Sarà processato per abuso d'ufficio, non essendosti astenuto da un voto sulle tariffe comunali, un ex consigliere comunale di Baronissi, oltre che ex calciatore. Il processo per lui partirà il prossimo 27 maggio. Sullo sfondo, c'è l’approvazione del bilancio di previsione e il documento unico di programmazione per gli anni 2018-2020, da parte del consiglio comunale, con il voto favorevole fornito dal consigliere sulla delibera numero 5, il 26 febbraio 2018.

Le indagini

Un documento che regolava e approvava le rette e le tariffe dei servizi comunali, «che interessava ad ampio spettro l’associazione di cui la consorte era presidente», con l’obbligo di astensione previsto dalla legge.
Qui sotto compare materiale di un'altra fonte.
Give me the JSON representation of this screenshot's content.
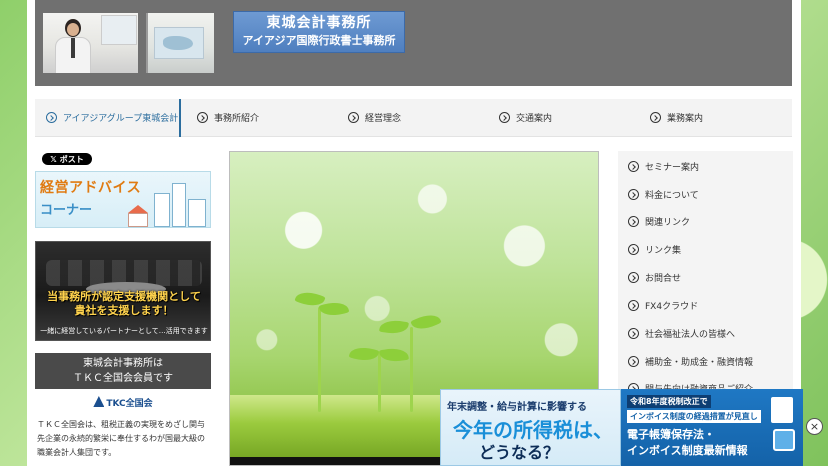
{
  "header": {
    "logo_line1": "東城会計事務所",
    "logo_line2": "アイアジア国際行政書士事務所"
  },
  "nav": {
    "items": [
      {
        "label": "アイアジアグループ東城会計",
        "active": true
      },
      {
        "label": "事務所紹介"
      },
      {
        "label": "経営理念"
      },
      {
        "label": "交通案内"
      },
      {
        "label": "業務案内"
      }
    ]
  },
  "left": {
    "post_button": "ポスト",
    "advice_line1": "経営アドバイス",
    "advice_line2": "コーナー",
    "support_msg": "当事務所が認定支援機関として貴社を支援します！",
    "support_sub": "一緒に経営しているパートナーとして…活用できます",
    "tkc_box_line1": "東城会計事務所は",
    "tkc_box_line2": "ＴＫＣ全国会会員です",
    "tkc_logo": "TKC全国会",
    "tkc_text": "ＴＫＣ全国会は、租税正義の実現をめざし関与先企業の永続的繁栄に奉仕するわが国最大級の職業会計人集団です。"
  },
  "side_menu": {
    "items": [
      "セミナー案内",
      "料金について",
      "関連リンク",
      "リンク集",
      "お問合せ",
      "FX4クラウド",
      "社会福祉法人の皆様へ",
      "補助金・助成金・融資情報",
      "開与先向け融資商品ご紹介"
    ]
  },
  "ad": {
    "left_top": "年末調整・給与計算に影響する",
    "left_big1": "今年の所得税は、",
    "left_big2": "どうなる？",
    "right_line1": "令和8年度税制改正で",
    "right_line2": "インボイス制度の経過措置が見直し",
    "right_line3": "電子帳簿保存法・",
    "right_line4": "インボイス制度最新情報",
    "close": "×"
  },
  "colors": {
    "header_bg": "#707070",
    "logo_bg": "#5b88c6",
    "active_nav": "#2b6d9e",
    "ad_blue": "#1a8fd8"
  }
}
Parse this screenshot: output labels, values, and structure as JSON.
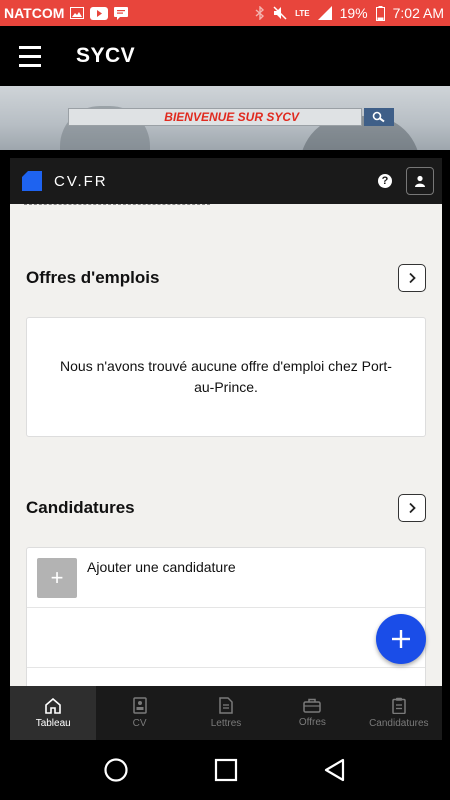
{
  "status_bar": {
    "carrier": "NATCOM",
    "battery": "19%",
    "time": "7:02 AM",
    "network": "LTE"
  },
  "app_bar": {
    "title": "SYCV"
  },
  "hero": {
    "search_banner": "BIENVENUE SUR SYCV"
  },
  "cv_bar": {
    "brand": "CV.FR"
  },
  "offers": {
    "title": "Offres d'emplois",
    "empty_message": "Nous n'avons trouvé aucune offre d'emploi chez Port-au-Prince."
  },
  "applications": {
    "title": "Candidatures",
    "add_label": "Ajouter une candidature"
  },
  "bottom_nav": {
    "items": [
      {
        "label": "Tableau",
        "icon": "home-icon",
        "active": true
      },
      {
        "label": "CV",
        "icon": "cv-icon",
        "active": false
      },
      {
        "label": "Lettres",
        "icon": "letter-icon",
        "active": false
      },
      {
        "label": "Offres",
        "icon": "briefcase-icon",
        "active": false
      },
      {
        "label": "Candidatures",
        "icon": "clipboard-icon",
        "active": false
      }
    ]
  },
  "colors": {
    "status_bar": "#e8453c",
    "accent_blue": "#1a4de8",
    "banner_text": "#e02a1f"
  }
}
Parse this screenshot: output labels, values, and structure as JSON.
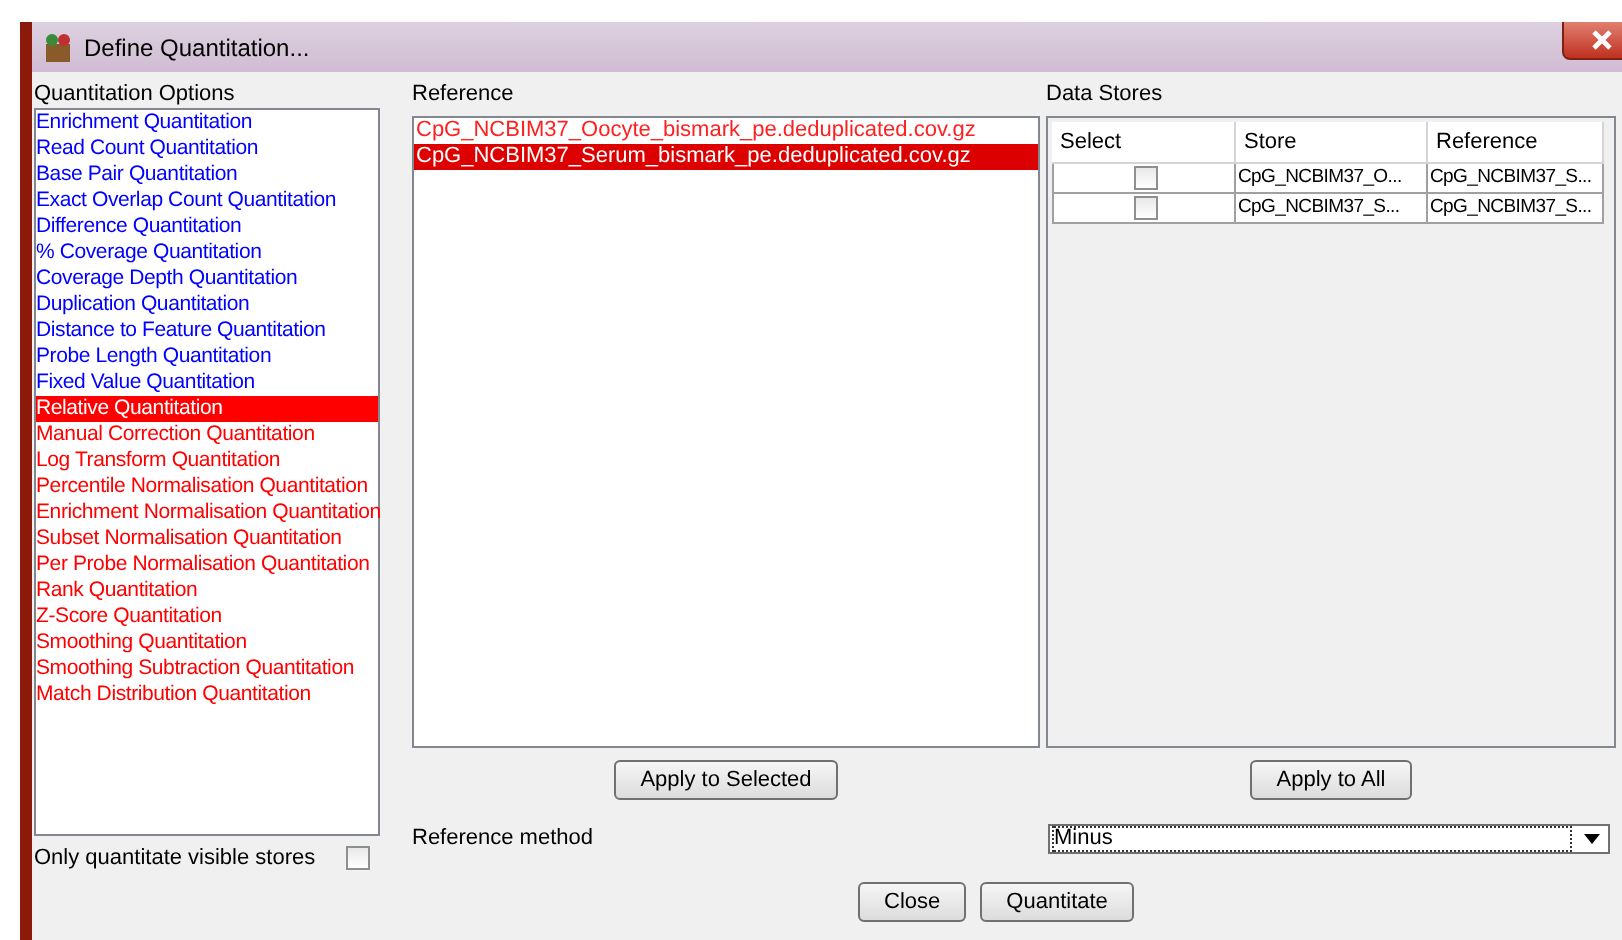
{
  "window": {
    "title": "Define Quantitation..."
  },
  "options": {
    "label": "Quantitation Options",
    "items": [
      {
        "label": "Enrichment Quantitation",
        "color": "#0000ff",
        "selected": false
      },
      {
        "label": "Read Count Quantitation",
        "color": "#0000ff",
        "selected": false
      },
      {
        "label": "Base Pair Quantitation",
        "color": "#0000ff",
        "selected": false
      },
      {
        "label": "Exact Overlap Count Quantitation",
        "color": "#0000ff",
        "selected": false
      },
      {
        "label": "Difference Quantitation",
        "color": "#0000ff",
        "selected": false
      },
      {
        "label": "% Coverage Quantitation",
        "color": "#0000ff",
        "selected": false
      },
      {
        "label": "Coverage Depth Quantitation",
        "color": "#0000ff",
        "selected": false
      },
      {
        "label": "Duplication Quantitation",
        "color": "#0000ff",
        "selected": false
      },
      {
        "label": "Distance to Feature Quantitation",
        "color": "#0000ff",
        "selected": false
      },
      {
        "label": "Probe Length Quantitation",
        "color": "#0000ff",
        "selected": false
      },
      {
        "label": "Fixed Value Quantitation",
        "color": "#0000ff",
        "selected": false
      },
      {
        "label": "Relative Quantitation",
        "color": "#ff0000",
        "selected": true
      },
      {
        "label": "Manual Correction Quantitation",
        "color": "#ff0000",
        "selected": false
      },
      {
        "label": "Log Transform Quantitation",
        "color": "#ff0000",
        "selected": false
      },
      {
        "label": "Percentile Normalisation Quantitation",
        "color": "#ff0000",
        "selected": false
      },
      {
        "label": "Enrichment Normalisation Quantitation",
        "color": "#ff0000",
        "selected": false
      },
      {
        "label": "Subset Normalisation Quantitation",
        "color": "#ff0000",
        "selected": false
      },
      {
        "label": "Per Probe Normalisation Quantitation",
        "color": "#ff0000",
        "selected": false
      },
      {
        "label": "Rank Quantitation",
        "color": "#ff0000",
        "selected": false
      },
      {
        "label": "Z-Score Quantitation",
        "color": "#ff0000",
        "selected": false
      },
      {
        "label": "Smoothing Quantitation",
        "color": "#ff0000",
        "selected": false
      },
      {
        "label": "Smoothing Subtraction Quantitation",
        "color": "#ff0000",
        "selected": false
      },
      {
        "label": "Match Distribution Quantitation",
        "color": "#ff0000",
        "selected": false
      }
    ],
    "visible_only": {
      "label": "Only quantitate visible stores",
      "checked": false
    }
  },
  "reference": {
    "label": "Reference",
    "items": [
      {
        "label": "CpG_NCBIM37_Oocyte_bismark_pe.deduplicated.cov.gz",
        "selected": false
      },
      {
        "label": "CpG_NCBIM37_Serum_bismark_pe.deduplicated.cov.gz",
        "selected": true
      }
    ],
    "button": "Apply to Selected"
  },
  "data_stores": {
    "label": "Data Stores",
    "columns": [
      "Select",
      "Store",
      "Reference"
    ],
    "rows": [
      {
        "checked": false,
        "store": "CpG_NCBIM37_O...",
        "reference": "CpG_NCBIM37_S..."
      },
      {
        "checked": false,
        "store": "CpG_NCBIM37_S...",
        "reference": "CpG_NCBIM37_S..."
      }
    ],
    "button": "Apply to All"
  },
  "reference_method": {
    "label": "Reference method",
    "value": "Minus"
  },
  "buttons": [
    "Close",
    "Quantitate"
  ]
}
L'ex esponente politico, secondo le accuse, pur a conoscenza dell’obbligo di astensione previsto, nella sua qualità di incaricato di un pubblico servizio, avrebbe procurato un conseguente vantaggio patrimoniale, in violazione di norme di legge o regolamenti, ad una sua diretta familiare. In questo caso la moglie, che ricopriva la carica di presidente di una società sportiva di calcio. L'imputato, invece, ricopriva la carica di segretario-cassiere. «Il consigliere aveva il compito - si legge nell'informativa dei carabinieri - di indirizzo e controllo amministrativo, assumendo nel contempo la qualifica di membro di un organismo che viva delle sovvenzioni del comune di cui è amministratore», così da entrare in conflitto con la imparzialità nella gestione della cosa pubblica rispetto agli interessi privati.

Le dimissioni

Il consigliere si era dimesso dalla sua carica in seno all’associazione sportiva, incorrendo in una violazione rappresentata dal voto favorevole espresso il 26 febbraio 2018. Ma da quel voto avrebbe dovuto astenersi. Le verifiche fatte in seguito spinsero la procura ad aprire un fascicolo d'indagine, poi con la richiesta di rinvio a giudizio accolta dal gup in fase preliminare.